When the Model Provider Becomes the Infrastructure Provider

Building an AI agent has always involved two distinct problems: getting the model to reason correctly, and wiring up the infrastructure the model needs to act on the world. Files, sandboxes, browser sessions, command execution, persistent state across turns. Every serious agent implementation has spent significant engineering time on that second problem, and the solutions have been varied: spinning up Docker containers, integrating E2B sandboxes, wrapping Playwright, managing conversation history manually. OpenAI’s Responses API, and specifically the agent runtime they describe building on top of it, is a direct answer to that infrastructure problem. The architecture is worth understanding in detail because it represents a meaningful shift in how the model provider is positioning itself.

What the Responses API Changes

The Chat Completions API is stateless. You send the full message history on every request, the model generates a response, and state management is entirely your responsibility. For single-turn interactions that is fine. For agents running multi-step tasks across dozens of turns, that design forces you to maintain a growing array of messages, serialize it across requests, and pass it back each time. The payload grows with every step.

The Responses API changes this with server-side state. Each response has an id; you reference it in the next call via previous_response_id, and OpenAI stores the full conversation history on their end:

response = client.responses.create(
    model="gpt-4o",
    input="Summarize the CSV I uploaded",
    previous_response_id="resp_abc123",
    tools=[{"type": "shell", "container": {"type": "auto"}}]
)

This is not just a convenience. For long-running agents where the accumulated context can reach hundreds of thousands of tokens, server-side storage means you are not paying to re-transmit that history on every turn. The API chains responses by reference rather than by value. You also stop writing conversation management code entirely, which eliminates a class of subtle bugs around message ordering, role validation, and history truncation.
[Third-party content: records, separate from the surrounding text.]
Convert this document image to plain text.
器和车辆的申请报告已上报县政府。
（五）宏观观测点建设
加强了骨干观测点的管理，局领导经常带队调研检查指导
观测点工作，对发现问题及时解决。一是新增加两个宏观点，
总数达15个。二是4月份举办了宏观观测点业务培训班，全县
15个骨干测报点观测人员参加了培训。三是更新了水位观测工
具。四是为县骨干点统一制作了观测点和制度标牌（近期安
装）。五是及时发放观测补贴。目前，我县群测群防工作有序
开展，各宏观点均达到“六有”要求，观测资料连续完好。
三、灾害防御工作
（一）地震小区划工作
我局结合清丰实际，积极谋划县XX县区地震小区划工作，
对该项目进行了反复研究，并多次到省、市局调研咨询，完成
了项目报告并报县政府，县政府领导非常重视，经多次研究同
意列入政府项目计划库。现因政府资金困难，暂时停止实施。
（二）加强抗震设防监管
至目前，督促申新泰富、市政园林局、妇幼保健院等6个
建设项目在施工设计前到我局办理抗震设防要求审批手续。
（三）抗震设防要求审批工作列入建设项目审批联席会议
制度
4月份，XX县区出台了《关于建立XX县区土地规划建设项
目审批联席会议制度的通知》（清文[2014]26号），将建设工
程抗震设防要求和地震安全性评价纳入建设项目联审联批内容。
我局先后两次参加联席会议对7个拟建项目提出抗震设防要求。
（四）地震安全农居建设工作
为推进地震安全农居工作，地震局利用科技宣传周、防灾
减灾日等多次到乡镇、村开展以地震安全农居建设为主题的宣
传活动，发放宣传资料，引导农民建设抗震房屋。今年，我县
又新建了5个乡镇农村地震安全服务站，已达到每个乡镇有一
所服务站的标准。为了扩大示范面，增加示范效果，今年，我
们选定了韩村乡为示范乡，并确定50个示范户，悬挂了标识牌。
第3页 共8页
The output format is also different. Rather than a choices[] array, the Responses API returns a typed output[] list that can include messages, tool calls, tool results, reasoning summaries (for o-series models), and the results of hosted tool execution all in one structure.

The Shell Tool Is Not a REPL

The most significant addition to the Responses API is the shell tool. It is worth being precise about what this means, because it is easy to conflate it with Code Interpreter, which has existed in various forms since the Assistants API.
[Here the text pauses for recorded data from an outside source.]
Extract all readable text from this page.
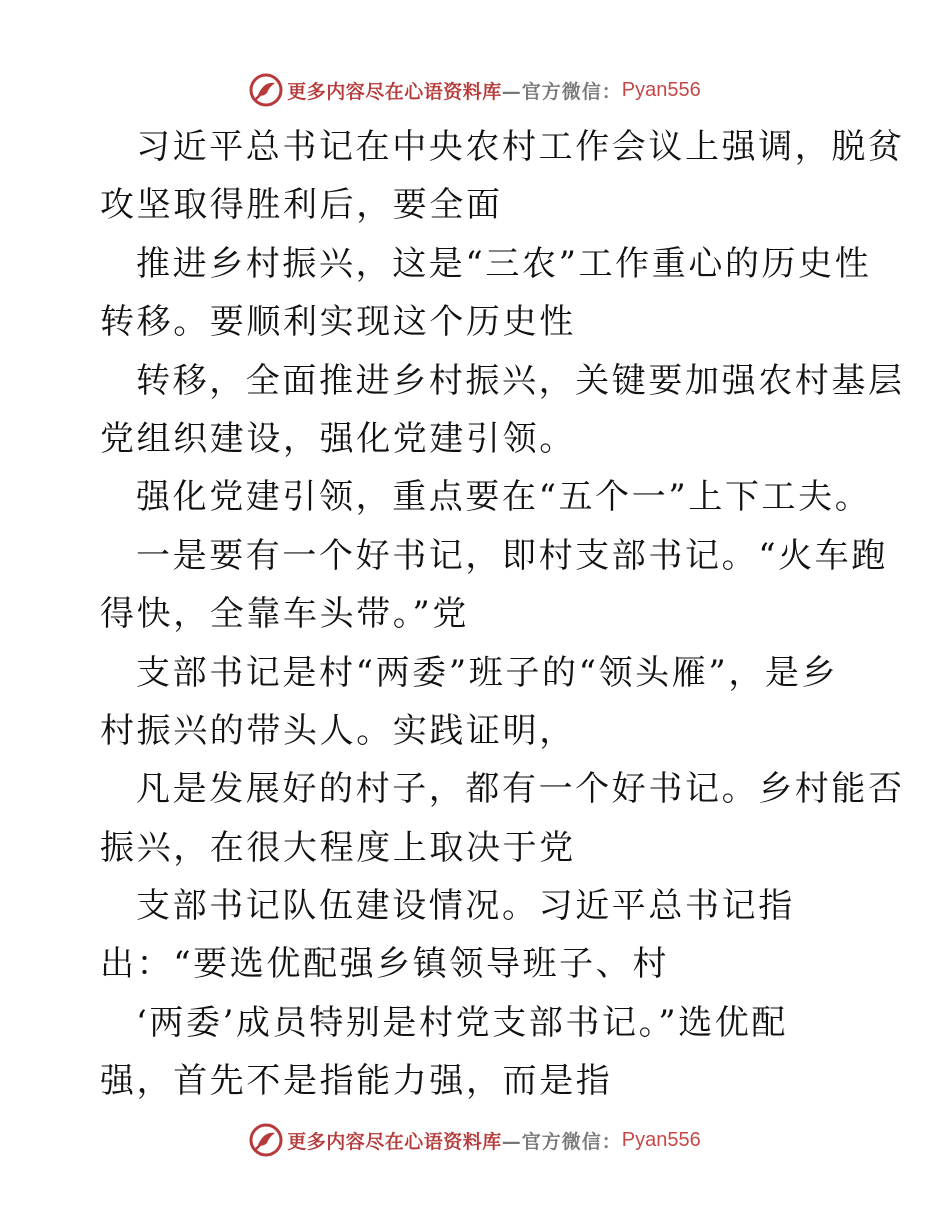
更多内容尽在心语资料库 —官方微信： Pyan556
习近平总书记在中央农村工作会议上强调，脱贫
攻坚取得胜利后，要全面
推进乡村振兴，这是“三农”工作重心的历史性
转移。要顺利实现这个历史性
转移，全面推进乡村振兴，关键要加强农村基层
党组织建设，强化党建引领。
强化党建引领，重点要在“五个一”上下工夫。
一是要有一个好书记，即村支部书记。“火车跑
得快，全靠车头带。”党
支部书记是村“两委”班子的“领头雁”，是乡
村振兴的带头人。实践证明，
凡是发展好的村子，都有一个好书记。乡村能否
振兴，在很大程度上取决于党
支部书记队伍建设情况。习近平总书记指
出：“要选优配强乡镇领导班子、村
‘两委’成员特别是村党支部书记。”选优配
强，首先不是指能力强，而是指
更多内容尽在心语资料库 —官方微信： Pyan556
Code Interpreter was a Python sandbox. The model wrote Python, the sandbox executed it, and the output came back. Useful for data analysis and computation. The shell tool is something broader: a full bash shell running in a Linux container.

{
  "type": "shell",
  "container": {"type": "auto"}
}

When the model invokes this tool, it executes arbitrary shell commands in a persistent container environment. The container survives across multiple turns of the same session. Files written in turn three are still there in turn seven. You can install packages with apt or pip, run compiled binaries, manipulate the filesystem with standard Unix tools, chain commands with pipes, and redirect output. The model is operating something closer to a laptop than a code runner.

This matters because many real tasks require multiple interacting processes or depend on tools that are not pure Python. A task like “clone this repository, run the tests, identify which ones are failing, and generate a fix” requires git, a test runner, file reads and writes, and possibly compilers or interpreters specific to the project’s language. Code Interpreter could not do most of that. The shell tool can.

The container itself has a lifecycle tied to the session. OpenAI provisions it on first use when you specify "container": {"type": "auto"}, or you can manage containers explicitly:

POST /v1/containers
{"name": "analysis-session", "expires_after": {"anchor": "last_active_at", "minutes": 60}}

You can upload files into a container before the agent runs, seed it with data or code, and the agent reads and writes through the same filesystem the uploads land in. OpenAI has also indicated support for persistent containers that survive across sessions, though the details of that feature were still being finalized at launch.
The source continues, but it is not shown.